In Rogers Townsend & Thomas, PC v. Peck, App. No. 2011-199626, Op. No. 27707 (S.C. Feb. 22, 2017), the South Carolina Supreme Court considered the question of whether an entity (“Company”) providing management services to condominium/homeowners association (“Customers”) engaged in the “unauthorized practice of law.” The Company performed such routine functions as maintaining common areas, enforcing rules, and collecting dues and assessments on behalf of its Customers. As to the last item, the Company would: (a) prepare and record liens; (b) sue in magistrate’s court to collect debts; (c) filed obtained judgments in circuit court; and (d) advertised that it could perform these services.
The Company and its principals were sued in declaratory judgment seeking a determination of whether these activities on behalf of its Customers were the “unauthorized practice of law.” Agreeing with the recommendation of a special referee, the Supreme Court held that the company had, indeed, committed the unauthorized practice of law regarding all four activities identified above.
Although there is no detailed definition the “practice of law,” it includes the management of lawsuits filed in court and the preparation of lawsuit filings on behalf of a client. Under Supreme Court precedent and Magistrate Court Rules, corporations may be represented in certain circumstances by a non-lawyer officer, agent, or employee. The Company was obviously not an officer or employee of its Customers, so the issue for the Court was whether the Company was its Customers’ “agent.” If so, the Company might be able to permissibly engage in the challenged actions.
However, unfortunately for the Company, the Supreme Court held that it had “never intended to permit non-lawyer third party entities or individuals to be an agent” under the law.

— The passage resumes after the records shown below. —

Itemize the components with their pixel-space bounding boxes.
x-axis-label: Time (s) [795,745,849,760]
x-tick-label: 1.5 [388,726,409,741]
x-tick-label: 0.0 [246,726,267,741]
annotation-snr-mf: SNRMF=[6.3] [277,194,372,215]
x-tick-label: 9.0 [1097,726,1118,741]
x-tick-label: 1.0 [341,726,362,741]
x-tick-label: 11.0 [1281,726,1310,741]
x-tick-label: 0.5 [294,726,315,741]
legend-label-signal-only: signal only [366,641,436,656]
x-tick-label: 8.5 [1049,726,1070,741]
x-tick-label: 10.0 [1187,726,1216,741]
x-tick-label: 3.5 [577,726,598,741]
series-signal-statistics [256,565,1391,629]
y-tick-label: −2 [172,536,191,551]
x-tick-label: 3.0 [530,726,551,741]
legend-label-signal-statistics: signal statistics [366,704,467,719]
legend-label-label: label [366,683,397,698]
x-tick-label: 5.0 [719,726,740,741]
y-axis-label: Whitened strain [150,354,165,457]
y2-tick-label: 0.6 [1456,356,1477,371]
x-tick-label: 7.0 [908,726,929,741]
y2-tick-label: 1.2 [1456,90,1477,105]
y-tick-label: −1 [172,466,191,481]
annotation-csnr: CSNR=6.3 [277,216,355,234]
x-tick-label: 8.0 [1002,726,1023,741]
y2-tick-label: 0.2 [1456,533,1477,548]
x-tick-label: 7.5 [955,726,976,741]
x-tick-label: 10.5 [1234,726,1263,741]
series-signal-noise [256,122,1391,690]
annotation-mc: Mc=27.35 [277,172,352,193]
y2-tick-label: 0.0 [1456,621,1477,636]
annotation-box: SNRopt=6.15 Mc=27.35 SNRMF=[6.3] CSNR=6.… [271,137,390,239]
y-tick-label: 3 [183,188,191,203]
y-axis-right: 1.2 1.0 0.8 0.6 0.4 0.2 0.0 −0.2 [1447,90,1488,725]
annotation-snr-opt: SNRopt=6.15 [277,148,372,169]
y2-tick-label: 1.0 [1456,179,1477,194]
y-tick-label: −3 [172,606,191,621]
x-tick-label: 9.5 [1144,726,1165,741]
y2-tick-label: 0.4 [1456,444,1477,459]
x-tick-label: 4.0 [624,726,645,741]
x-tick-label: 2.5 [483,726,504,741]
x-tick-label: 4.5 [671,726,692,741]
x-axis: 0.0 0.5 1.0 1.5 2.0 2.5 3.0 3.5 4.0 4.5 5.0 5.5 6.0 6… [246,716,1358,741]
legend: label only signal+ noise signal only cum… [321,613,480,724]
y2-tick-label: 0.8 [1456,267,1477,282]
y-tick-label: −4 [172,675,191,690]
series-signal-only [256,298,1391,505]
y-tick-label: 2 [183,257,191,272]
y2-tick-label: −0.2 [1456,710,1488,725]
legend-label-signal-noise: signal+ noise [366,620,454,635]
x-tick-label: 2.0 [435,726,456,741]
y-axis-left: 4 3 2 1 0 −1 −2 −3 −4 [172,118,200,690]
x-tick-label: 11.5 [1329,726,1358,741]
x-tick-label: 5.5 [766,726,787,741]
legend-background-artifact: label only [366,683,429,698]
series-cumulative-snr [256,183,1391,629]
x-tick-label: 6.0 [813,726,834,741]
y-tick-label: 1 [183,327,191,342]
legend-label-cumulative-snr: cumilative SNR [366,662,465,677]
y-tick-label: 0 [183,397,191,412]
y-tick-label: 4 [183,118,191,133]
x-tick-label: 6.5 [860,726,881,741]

First, the Court held that the Company could not act as a third-party representative representing the Customers in magistrate’s court litigation. In support of its contention, the Company relied upon prior precedent holding that third parties could permissibly provide services to assist customers in making claims against an estate or petitioning for the allowance of the claim in probate court, which required the completion of simple statements or forms. The Court rejected this argument, noting that the question of whether conduct constitutes the unauthorized practice of law depends upon the character of the services rendered. The Court concluded that the character of conduct involved in representing Customers in magistrate’s court litigation was similar to the practice of law.
Next, the Court determined that the filing of transcripts of judgment from magistrate’s court in the Circuit Court was the practice of law. It reached that result because non-lawyers are not permitted to represent others in Circuit Court. See Renaissance Enter. Inc. v. Summit Teleservices, Inc., 334 S.C. 649, 652-53, 515 S.E.2d 257, 258-59 (1999). The Court then held that the preparation and recordation of lien documents on behalf of Customers was impermissible, since “[p]reparing and recording legal instruments constitutes the unauthorized practice of law.” Finally, the Court concluded that advertising the services described above violated the law, since “[i]t is the unauthorized practice of law for a non-lawyer to advertise he can provide legal services.”
The Court refused to decide whether certain other acts of the Company violated the law, because there was no evidence of “specific facts or details about [the Company] performing these services.” In the absence of proof that the Company had engaged in those actions, there was no proper “case or controversy” for the Court to decide.
Although it held that the Company had clearly engaged in the unauthorized practice of law, the Court refused to enter a final injunction. In response to a temporary injunction, the Company had stopped the challenged conduct and expressed an intention not to further engage in them.
In a nutshell, this case makes clear that non-lawyer third-parties must exercise caution in providing services to customers that might be considered the provision of legal services. Although there are grey areas, non-lawyers should certainly not engage in any conduct on behalf of a customer in the prosecution or defense of litigation in Circuit Court or magistrate’s court. Additionally, non-lawyers cannot draft or file any “instruments” intended for recordation.
Beyond that, the third party must not engage in conduct that would normally be within the scope of what a lawyer would normally do. Therefore, aside from perhaps the most basic clerical work (like filing a claim against an estate), any “legal” types of services should not be rendered to third parties.